La massoneria segreta e il ruolo di Gaspare Magro
Un altro punto chiave della requisitoria ha riguardato i legami con la massoneria segreta, tema che sarà approfondito nella prossima udienza. Un esempio citato è quello di Gaspare Magro, commercialista e finanziatore delle campagne elettorali di Lo Sciuto, che quando fu nominato nel collegio dei revisori dei conti dell’ASP di Trapani, decise di sospendere la sua appartenenza alla loggia massonica.
Lo Sciuto gli rispose con un commento eloquente: “Hai fatto bene, dinanzi ai teoremi e sospetti che la magistratura alimenta”, chiudendo la conversazione con un saluto tra “Fratelli”.
Un sistema basato su corruzione e clientelismo
Il PM ha descritto un sistema che non premiava la meritocrazia, ma funzionava attraverso favori e raccomandazioni in cambio di consenso elettorale. Il territorio veniva gestito con logiche clientelari, dove la pubblica amministrazione non rispondeva a criteri di trasparenza, ma alle esigenze di un cerchio ristretto di persone legate tra loro da interessi personali.
L’ipotesi della massoneria segreta
Nella prossima udienza, fissata per il 28 febbraio, il PM affronterà il capitolo della presunta loggia massonica segreta che, secondo l’accusa, operava a Castelvetrano sotto la guida di Lo Sciuto.

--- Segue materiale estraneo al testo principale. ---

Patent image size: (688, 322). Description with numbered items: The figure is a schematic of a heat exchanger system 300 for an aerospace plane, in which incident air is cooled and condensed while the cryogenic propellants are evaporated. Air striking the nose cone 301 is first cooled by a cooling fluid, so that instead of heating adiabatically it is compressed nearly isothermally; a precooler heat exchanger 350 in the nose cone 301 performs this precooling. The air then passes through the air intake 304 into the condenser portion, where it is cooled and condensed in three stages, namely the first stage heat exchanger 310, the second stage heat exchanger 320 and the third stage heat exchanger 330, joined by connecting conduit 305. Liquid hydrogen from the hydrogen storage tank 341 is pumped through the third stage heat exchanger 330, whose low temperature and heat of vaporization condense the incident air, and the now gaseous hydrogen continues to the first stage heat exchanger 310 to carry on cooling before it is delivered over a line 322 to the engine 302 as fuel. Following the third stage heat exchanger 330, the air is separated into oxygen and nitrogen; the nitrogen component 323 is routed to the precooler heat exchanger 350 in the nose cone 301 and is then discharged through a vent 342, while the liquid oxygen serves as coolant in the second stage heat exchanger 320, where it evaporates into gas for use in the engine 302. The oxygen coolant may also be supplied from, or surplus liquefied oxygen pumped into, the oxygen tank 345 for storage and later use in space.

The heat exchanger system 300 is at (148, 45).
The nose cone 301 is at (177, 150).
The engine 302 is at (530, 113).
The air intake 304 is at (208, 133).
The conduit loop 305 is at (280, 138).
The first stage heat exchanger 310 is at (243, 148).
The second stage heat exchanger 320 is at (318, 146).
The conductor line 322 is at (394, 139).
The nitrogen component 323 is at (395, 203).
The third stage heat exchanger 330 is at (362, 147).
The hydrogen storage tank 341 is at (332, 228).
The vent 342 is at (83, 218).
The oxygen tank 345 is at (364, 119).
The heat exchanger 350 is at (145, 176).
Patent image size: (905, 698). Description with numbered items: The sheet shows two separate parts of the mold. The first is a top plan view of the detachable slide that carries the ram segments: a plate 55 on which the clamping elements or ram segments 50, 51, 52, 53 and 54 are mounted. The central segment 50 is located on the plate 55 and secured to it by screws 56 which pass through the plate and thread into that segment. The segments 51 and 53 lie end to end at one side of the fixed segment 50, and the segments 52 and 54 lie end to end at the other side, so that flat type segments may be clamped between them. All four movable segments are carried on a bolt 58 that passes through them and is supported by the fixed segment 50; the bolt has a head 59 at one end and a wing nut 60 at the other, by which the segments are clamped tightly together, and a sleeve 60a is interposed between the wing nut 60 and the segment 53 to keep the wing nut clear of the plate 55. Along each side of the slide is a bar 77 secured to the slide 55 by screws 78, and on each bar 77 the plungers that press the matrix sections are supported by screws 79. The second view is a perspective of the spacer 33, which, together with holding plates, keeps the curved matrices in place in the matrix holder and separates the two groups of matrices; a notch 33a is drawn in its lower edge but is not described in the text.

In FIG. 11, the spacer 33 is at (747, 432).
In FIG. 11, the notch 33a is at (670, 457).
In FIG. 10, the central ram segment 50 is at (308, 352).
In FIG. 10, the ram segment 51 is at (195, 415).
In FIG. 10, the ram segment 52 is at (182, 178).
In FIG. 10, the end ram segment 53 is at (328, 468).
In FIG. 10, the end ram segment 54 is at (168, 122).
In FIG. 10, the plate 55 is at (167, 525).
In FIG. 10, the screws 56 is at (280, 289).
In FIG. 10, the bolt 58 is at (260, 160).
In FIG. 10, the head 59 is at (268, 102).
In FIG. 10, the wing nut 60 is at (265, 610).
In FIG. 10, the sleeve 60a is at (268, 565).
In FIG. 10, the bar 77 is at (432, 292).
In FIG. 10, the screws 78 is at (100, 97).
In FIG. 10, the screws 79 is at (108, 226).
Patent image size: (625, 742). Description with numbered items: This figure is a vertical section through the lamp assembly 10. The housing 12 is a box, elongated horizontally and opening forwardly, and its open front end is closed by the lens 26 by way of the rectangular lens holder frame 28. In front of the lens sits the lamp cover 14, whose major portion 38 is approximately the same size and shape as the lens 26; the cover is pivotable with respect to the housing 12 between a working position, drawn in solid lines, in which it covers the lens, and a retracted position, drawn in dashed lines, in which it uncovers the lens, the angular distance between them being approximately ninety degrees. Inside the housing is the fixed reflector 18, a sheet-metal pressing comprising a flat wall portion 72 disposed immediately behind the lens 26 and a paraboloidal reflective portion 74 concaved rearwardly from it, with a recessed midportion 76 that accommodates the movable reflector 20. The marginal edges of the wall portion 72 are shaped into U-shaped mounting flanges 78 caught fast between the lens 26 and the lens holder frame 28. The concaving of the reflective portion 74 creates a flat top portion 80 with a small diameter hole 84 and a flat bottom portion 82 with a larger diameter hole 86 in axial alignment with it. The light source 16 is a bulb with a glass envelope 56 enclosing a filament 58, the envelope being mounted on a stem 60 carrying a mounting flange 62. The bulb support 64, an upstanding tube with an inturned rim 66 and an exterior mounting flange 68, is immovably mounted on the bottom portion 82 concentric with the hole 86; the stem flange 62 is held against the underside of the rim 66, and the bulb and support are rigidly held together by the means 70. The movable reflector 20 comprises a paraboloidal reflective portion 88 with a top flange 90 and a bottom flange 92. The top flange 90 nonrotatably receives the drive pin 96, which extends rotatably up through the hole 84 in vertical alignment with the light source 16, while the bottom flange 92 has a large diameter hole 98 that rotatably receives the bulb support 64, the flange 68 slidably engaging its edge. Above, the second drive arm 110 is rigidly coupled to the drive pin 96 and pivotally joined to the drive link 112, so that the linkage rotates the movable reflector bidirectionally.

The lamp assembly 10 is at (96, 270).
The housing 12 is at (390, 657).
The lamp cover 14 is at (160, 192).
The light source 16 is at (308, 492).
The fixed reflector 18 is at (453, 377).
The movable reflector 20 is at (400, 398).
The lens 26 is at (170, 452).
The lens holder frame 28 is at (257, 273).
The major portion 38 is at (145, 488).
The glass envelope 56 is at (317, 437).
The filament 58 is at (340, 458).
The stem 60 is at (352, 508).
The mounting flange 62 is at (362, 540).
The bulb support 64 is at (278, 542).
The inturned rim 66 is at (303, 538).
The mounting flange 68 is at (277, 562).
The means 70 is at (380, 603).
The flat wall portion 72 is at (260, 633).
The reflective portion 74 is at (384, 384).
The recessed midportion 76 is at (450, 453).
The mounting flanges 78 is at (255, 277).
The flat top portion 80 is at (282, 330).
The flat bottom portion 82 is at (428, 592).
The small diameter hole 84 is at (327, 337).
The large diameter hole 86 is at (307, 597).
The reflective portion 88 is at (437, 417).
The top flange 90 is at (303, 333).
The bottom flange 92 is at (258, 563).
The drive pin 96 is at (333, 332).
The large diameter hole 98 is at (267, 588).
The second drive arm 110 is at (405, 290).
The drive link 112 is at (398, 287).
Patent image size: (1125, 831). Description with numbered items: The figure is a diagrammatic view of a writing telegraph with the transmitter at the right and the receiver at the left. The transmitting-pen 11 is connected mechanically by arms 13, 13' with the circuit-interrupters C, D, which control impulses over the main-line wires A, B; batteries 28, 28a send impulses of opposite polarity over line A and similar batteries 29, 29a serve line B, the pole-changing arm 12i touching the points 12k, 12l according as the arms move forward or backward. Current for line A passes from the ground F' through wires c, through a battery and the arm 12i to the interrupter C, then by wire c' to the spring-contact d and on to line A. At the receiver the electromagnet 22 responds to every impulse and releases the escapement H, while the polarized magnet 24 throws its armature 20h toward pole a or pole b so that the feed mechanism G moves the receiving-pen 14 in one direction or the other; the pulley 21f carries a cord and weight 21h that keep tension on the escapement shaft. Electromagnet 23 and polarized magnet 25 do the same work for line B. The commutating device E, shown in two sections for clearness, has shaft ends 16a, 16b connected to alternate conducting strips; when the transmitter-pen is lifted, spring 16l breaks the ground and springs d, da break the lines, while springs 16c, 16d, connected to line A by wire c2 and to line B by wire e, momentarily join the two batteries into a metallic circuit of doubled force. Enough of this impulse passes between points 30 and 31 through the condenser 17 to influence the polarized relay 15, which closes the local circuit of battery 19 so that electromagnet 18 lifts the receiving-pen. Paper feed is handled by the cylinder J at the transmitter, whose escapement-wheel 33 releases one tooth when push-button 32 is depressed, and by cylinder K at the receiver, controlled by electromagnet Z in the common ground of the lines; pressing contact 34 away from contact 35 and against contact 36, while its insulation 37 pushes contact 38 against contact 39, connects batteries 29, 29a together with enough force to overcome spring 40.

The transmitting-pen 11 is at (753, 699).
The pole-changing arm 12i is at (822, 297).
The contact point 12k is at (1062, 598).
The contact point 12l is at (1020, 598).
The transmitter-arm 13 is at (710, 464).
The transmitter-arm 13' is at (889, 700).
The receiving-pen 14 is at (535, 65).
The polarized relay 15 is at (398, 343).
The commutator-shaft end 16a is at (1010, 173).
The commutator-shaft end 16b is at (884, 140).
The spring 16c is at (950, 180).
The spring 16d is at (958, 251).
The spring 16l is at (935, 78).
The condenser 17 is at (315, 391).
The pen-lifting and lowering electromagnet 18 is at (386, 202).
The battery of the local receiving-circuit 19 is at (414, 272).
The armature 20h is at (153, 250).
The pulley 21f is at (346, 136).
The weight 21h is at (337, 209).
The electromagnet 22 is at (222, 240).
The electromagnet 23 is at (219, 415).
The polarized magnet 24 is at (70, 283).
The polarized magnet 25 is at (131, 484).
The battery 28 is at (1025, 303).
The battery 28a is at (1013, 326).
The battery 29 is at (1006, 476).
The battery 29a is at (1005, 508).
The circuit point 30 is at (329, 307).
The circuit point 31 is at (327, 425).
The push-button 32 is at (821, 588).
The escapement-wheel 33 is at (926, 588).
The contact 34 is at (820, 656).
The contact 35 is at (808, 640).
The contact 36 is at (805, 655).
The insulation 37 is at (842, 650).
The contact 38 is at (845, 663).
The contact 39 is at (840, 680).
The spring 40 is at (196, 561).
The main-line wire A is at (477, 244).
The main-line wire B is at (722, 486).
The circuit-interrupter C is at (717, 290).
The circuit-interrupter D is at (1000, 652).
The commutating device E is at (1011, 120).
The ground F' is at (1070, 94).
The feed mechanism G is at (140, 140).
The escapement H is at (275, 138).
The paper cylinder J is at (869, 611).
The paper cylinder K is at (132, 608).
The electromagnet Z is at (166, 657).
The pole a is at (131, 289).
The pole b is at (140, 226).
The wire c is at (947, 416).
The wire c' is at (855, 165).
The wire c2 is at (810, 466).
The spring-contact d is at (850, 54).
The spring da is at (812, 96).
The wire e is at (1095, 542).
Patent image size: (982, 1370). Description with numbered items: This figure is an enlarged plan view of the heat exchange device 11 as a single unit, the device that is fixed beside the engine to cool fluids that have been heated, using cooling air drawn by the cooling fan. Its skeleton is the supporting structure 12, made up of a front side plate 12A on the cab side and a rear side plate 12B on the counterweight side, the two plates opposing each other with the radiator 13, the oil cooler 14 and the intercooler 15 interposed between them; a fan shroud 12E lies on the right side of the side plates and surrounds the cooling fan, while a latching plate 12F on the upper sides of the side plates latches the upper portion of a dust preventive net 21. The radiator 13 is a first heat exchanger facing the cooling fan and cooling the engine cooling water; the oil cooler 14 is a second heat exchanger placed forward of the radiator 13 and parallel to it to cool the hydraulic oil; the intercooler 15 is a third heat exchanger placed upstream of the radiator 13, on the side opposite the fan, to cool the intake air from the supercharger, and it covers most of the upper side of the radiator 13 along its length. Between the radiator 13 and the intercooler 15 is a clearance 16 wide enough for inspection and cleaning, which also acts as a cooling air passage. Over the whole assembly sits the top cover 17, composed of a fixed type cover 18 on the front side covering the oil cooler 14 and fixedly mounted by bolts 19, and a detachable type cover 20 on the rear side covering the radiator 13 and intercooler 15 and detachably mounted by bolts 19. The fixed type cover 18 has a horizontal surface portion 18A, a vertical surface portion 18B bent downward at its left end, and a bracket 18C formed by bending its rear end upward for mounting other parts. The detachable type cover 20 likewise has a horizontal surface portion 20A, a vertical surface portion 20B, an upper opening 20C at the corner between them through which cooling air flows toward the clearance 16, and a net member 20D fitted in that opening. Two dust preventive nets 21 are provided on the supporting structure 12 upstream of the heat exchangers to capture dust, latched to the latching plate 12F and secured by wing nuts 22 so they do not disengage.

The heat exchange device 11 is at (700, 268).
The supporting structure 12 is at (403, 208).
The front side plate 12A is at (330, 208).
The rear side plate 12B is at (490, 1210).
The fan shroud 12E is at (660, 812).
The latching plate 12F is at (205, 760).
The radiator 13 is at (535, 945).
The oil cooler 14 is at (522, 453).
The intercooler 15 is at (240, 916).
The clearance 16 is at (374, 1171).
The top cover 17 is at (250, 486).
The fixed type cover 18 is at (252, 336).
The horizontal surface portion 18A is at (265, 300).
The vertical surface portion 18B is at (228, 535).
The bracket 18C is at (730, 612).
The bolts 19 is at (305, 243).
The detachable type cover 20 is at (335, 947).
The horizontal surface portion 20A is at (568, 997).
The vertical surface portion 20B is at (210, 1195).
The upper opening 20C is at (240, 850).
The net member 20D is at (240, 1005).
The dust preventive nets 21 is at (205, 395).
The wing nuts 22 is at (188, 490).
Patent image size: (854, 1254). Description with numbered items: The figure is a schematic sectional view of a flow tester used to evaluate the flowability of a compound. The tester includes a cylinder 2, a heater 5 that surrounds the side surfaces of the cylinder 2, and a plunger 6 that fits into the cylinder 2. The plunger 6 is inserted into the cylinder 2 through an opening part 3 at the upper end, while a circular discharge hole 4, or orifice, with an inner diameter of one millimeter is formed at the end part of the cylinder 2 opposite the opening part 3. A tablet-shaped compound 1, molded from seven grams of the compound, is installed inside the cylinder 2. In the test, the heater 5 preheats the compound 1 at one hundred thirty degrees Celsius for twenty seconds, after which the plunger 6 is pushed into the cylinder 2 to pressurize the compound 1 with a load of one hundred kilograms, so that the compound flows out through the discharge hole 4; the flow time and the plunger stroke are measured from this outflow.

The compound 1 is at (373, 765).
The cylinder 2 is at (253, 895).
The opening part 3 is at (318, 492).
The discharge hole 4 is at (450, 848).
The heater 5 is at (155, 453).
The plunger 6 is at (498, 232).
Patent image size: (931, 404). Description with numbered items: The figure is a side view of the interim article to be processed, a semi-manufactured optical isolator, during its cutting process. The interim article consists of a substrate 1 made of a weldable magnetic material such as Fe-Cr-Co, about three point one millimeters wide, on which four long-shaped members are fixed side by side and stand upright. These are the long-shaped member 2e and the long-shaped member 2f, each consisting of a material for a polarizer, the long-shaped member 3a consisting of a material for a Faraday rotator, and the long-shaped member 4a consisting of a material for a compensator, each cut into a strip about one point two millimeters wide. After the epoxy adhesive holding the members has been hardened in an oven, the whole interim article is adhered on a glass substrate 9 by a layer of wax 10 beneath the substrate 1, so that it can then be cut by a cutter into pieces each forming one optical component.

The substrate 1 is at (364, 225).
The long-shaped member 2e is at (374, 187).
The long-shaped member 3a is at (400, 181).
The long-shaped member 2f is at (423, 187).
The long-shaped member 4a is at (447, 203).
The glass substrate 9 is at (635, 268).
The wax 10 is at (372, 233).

Sette degli imputati sono accusati di aver violato la legge Anselmi, che vieta le associazioni segrete.
L’inchiesta ha svelato come il gruppo di potere attorno a Lo Sciuto fosse capace di controllare nomine pubbliche, garantire favori e influenzare le decisioni amministrative. Un sistema basato su corruzione, clientelismo e infiltrazioni nelle istituzioni, che l’accusa sta cercando di smantellare pezzo per pezzo.
Ora, con la conclusione della requisitoria attesa per il 28 febbraio, il Tribunale di Trapani si prepara alle richieste di condanna della pubblica accusa, che si preannunciano pesanti.